Comments: 71 · Posts: 2672 · Topics: 56
The person you end up with for the long haul should be your best friend. You two should be able to communicate what's going on in your lives and you should respect each other enough to avoid this passive aggressive bs on both ends. You're worth more than that.

Does he know you got rid of the ring he gave you? Might that have been the trigger on the cruise?
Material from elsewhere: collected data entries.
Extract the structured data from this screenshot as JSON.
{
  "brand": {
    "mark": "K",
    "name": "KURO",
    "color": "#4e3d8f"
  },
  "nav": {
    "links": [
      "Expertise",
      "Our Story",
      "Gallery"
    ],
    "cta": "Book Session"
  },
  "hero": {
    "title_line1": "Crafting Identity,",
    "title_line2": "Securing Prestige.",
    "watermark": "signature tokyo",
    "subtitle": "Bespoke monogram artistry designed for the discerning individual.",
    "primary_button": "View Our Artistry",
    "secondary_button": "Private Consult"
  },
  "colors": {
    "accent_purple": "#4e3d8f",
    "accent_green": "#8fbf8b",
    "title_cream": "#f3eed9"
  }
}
You have nothing to lose by sitting down and discussing each other's concerns in depth -without all the drama! Why doesn't he trust you? Ask him why he feels this way about you and you should have your answer.

Good luck!
Profile picture of checkplease
checkplease
@checkplease
13 Years

Comments: 0 · Posts: 4 · Topics: 1
thanks to all for your words kind and true. i was reluctant to post my business but i knw i could find some clarity here. no i got rid of the ring after the cruise. had nothing to do with it. he saw me talking to a guy and he made a fool of himself. when i didnt follow him back to the cabin he flipped out. i actually gave my ring to my friend to hold on2 so it wouldnt go overboard. i was in shock and probably would have chunked it myself if i hadnt. instead i sold it. i had to get down to the bottom of this behavior so i made some calls 2nite. turns out he has been staying the nite with his exwife evrynight this week. he has been lying to me bad. she said they have been sleeping together since before the cruise. apparently he told her he didnt sleep with me on the boat....lie...i dont know how many times within the past few weeks he has told me he was not w her. lie...lie...now tht i knw he knws i knw and thts tht for me. yet what is he doing? txting calling. he had the nerve to tell me if i ever wanted to work it out tht now is the time because he doesnt have to decide who he wants to be with. lol ummm..."yea u decided" and i told him wht i told her. she can have his lying cheating ass and keep him. i dnt want him. no good to me i am a scorpio and im already thinking of ways to get revenge...if i were to have him back it would be 2 show him how its don. in other words i cldnt be faithful knwing wht i knw. i cant believe his nerve and constant lies. no excuse. im the whore. ive treated him like gold and now knw why he talked to me like tht and mistrusted me all of the time. 2 make himself feel better. he is a bad person and ultimately i knw im better than all this. i wont die or cry. his loss. i cant let him drag me down. im a strong woman. just fell in love w a loser. i just am so disappointed n us both really. thanks guys but case closed.